As the issue of Collective Agreements is moving at very low levels, the political leadership of the ministry seeks to provide an additional stimulus to support wages in the private sector

The Ministry of Labor is preparing a road map that will lay the foundations for changes and interventions in the field of Collective Agreements in six months after the approval of the Community Directive on the minimum wage.

This is an initiative included in the scope of the Directive, which must become law of the state by mid-November. As the issue of Collective Agreements is moving at very low levels, the political leadership of the ministry seeks to provide an additional stimulus to support wages in the private sector. Therefore, until the completion of the relevant road map, it is expected to review all those memorandum measures that the trade unions complain of preventing the signing of new Collective Agreements.

In the first phase, it seems that it is now realized that only the practical support of the Collective Agreements can soon lead to higher wages. Successive increases in minimum wages may affect about 600,000 workers, but they do not help as much as they should in the area of average, nominal and real wages.
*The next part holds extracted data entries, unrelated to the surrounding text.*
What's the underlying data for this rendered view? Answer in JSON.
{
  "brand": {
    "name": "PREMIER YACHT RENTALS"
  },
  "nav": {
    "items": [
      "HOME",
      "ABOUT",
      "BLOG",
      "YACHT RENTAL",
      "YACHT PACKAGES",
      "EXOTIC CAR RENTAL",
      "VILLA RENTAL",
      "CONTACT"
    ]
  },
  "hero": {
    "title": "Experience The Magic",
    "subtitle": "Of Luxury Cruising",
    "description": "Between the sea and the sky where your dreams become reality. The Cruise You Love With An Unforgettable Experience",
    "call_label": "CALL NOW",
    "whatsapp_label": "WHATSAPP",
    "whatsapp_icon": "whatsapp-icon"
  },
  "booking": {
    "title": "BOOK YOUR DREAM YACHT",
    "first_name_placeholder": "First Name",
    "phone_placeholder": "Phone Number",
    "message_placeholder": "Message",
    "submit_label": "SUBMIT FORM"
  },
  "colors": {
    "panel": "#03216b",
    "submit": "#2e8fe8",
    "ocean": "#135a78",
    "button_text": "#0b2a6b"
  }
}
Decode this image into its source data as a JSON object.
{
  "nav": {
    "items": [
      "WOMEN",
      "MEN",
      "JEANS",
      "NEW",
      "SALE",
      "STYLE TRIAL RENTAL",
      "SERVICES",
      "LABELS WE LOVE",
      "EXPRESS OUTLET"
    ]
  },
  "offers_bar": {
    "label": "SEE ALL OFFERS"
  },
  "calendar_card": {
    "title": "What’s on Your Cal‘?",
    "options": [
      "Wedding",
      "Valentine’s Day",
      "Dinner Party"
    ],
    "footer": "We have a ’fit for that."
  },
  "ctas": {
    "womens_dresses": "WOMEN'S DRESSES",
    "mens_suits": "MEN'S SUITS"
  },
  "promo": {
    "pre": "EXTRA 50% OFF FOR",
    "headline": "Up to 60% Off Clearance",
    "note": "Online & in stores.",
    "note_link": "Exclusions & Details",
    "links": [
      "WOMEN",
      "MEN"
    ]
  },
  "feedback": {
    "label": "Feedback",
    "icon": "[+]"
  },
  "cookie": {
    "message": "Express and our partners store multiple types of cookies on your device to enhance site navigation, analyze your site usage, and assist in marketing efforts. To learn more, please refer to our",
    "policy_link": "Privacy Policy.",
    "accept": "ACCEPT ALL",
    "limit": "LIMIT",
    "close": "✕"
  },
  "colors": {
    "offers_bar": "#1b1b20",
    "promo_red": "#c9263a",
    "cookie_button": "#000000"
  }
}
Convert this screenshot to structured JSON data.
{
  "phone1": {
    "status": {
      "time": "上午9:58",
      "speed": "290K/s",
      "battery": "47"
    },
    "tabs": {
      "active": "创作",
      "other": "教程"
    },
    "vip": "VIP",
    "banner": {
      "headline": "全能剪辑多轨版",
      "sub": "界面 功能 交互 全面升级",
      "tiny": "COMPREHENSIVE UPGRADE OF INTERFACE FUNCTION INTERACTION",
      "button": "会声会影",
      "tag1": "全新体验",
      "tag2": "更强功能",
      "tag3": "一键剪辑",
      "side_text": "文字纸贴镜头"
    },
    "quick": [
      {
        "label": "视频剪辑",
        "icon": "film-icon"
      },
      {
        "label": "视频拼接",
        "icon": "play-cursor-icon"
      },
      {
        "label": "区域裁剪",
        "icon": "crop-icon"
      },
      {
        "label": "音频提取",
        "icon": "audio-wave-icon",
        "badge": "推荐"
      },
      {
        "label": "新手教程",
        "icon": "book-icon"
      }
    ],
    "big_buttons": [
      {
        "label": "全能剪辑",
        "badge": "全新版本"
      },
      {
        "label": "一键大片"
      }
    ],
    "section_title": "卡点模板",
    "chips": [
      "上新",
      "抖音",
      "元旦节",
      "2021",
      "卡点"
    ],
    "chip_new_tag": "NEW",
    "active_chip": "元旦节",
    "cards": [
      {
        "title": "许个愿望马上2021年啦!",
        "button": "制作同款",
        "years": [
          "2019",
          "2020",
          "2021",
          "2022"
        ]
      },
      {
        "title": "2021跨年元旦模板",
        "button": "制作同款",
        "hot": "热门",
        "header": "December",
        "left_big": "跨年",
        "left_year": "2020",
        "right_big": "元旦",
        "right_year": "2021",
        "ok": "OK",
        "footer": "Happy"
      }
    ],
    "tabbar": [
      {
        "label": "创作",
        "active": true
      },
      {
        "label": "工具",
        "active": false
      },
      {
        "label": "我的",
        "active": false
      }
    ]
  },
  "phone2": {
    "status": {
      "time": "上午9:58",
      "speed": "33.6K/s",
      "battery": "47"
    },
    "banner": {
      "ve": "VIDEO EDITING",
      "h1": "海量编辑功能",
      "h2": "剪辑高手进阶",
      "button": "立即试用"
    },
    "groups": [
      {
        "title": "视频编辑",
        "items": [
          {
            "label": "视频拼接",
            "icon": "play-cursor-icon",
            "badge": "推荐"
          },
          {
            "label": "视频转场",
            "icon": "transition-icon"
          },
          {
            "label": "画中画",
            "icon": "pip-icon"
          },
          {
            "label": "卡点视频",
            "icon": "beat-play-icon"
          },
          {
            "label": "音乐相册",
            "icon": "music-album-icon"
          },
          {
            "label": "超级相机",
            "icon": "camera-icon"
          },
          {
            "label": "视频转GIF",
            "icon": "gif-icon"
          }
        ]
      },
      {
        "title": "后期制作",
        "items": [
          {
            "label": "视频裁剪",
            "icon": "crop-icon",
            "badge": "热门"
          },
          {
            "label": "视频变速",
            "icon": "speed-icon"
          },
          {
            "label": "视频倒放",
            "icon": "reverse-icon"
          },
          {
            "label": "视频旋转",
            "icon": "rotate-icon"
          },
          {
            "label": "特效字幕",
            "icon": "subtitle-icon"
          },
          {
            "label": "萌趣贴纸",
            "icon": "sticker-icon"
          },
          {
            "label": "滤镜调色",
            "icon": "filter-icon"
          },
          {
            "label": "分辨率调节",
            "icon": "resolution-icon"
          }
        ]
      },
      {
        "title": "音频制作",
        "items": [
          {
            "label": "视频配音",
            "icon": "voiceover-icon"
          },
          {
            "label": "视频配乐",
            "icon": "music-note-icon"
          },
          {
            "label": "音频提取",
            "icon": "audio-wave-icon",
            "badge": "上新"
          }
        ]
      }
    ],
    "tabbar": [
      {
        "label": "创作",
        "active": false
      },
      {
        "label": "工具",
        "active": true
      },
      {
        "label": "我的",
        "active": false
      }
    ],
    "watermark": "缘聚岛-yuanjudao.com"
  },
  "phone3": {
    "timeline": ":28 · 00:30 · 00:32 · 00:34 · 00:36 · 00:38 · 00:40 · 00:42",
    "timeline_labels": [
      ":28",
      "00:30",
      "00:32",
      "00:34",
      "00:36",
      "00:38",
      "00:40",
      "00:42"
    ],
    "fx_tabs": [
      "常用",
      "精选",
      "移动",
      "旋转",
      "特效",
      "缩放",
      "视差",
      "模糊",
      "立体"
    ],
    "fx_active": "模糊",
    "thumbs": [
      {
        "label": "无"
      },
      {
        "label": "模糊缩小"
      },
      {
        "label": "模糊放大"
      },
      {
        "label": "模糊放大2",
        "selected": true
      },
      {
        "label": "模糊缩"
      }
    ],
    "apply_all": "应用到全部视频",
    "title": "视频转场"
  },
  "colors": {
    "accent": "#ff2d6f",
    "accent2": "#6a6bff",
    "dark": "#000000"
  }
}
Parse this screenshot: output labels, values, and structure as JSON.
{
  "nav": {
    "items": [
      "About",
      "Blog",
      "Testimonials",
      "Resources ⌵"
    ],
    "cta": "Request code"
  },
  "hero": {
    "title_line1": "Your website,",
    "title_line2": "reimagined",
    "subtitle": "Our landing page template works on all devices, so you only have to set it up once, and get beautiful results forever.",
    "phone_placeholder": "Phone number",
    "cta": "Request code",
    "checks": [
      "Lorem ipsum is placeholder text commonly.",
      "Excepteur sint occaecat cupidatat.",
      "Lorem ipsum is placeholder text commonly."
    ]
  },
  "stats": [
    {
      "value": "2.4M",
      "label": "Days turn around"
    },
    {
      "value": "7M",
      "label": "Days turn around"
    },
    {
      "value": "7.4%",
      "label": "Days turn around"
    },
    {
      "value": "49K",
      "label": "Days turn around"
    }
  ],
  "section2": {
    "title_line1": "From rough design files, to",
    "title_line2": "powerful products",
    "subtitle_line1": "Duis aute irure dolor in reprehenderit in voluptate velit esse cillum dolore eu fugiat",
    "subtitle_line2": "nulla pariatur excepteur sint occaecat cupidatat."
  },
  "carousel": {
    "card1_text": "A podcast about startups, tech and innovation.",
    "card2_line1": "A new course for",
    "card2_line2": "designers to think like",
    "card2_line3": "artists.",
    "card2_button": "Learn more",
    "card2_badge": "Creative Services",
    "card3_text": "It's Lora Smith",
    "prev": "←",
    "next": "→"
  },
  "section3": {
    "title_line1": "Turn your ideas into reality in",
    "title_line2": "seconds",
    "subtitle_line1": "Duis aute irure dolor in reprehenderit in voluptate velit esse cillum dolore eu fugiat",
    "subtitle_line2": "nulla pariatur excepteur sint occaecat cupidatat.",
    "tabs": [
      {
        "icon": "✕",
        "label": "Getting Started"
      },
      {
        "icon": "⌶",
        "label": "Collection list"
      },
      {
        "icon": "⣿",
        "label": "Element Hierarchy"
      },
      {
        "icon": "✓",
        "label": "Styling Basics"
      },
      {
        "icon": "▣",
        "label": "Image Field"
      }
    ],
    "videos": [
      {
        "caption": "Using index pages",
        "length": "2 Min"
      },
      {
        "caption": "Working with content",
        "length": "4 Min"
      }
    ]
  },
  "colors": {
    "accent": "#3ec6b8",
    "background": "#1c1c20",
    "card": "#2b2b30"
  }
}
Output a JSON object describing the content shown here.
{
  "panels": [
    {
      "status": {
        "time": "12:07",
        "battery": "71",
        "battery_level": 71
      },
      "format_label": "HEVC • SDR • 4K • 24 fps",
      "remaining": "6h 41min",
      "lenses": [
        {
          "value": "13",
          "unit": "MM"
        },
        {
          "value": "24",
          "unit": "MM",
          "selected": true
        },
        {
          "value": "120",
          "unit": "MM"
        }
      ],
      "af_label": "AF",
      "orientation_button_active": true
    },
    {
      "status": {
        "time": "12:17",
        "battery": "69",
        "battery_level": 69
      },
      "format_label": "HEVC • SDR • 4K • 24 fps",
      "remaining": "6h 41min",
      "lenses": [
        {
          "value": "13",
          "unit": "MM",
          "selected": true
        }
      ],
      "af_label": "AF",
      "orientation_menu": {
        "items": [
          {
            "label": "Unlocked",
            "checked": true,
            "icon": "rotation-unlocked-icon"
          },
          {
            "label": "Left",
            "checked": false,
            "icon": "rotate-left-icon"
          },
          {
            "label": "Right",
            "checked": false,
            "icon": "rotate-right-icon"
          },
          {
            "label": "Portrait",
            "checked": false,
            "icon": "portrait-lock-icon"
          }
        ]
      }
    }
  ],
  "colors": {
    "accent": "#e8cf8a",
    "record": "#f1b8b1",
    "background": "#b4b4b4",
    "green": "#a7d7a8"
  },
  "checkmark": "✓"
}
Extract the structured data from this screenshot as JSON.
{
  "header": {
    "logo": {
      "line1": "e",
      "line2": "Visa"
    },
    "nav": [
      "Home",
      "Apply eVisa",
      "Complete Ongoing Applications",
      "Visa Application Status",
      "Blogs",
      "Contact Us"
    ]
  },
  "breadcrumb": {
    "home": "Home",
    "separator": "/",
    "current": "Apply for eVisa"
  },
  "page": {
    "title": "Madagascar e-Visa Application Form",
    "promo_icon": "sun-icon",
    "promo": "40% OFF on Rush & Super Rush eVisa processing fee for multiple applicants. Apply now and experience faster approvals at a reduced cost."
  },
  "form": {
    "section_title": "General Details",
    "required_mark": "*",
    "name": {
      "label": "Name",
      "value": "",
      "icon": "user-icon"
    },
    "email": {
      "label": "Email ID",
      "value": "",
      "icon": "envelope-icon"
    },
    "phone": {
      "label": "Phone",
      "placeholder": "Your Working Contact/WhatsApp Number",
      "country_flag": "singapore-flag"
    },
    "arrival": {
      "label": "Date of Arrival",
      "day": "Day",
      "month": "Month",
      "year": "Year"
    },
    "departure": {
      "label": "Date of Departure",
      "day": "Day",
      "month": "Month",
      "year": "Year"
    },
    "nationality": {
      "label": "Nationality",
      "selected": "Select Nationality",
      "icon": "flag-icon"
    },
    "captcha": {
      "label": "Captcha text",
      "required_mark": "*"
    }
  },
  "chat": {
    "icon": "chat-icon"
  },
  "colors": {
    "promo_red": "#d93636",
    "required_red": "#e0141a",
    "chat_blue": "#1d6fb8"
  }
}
That is why, after all, the recent report of the Labor Institute of the General Confederation of Greek Workers (GSEE) showed that the last quarter of 2023 closed with the real average income from work in Greece at 90% of the purchasing power compared to 2019, compared to 97% in the EU of the 27 member states.

The drop in nominal real average income (as a consequence mainly of the increase in consumer goods, which was not accompanied by a corresponding increase in wages) is recorded in almost all sectors of the economy despite the fact that labor productivity is higher than in 2019. Specifically, there is an increase of 1.6% in Industry, 20.4% in Manufacturing, 7.4% in Construction, 4.5% in Wholesale and Retail Trade, and 29.1% in Information and Communication.

However, the average per capita real sectoral wage, in the absence of Collective Agreements, does not present a corresponding increase.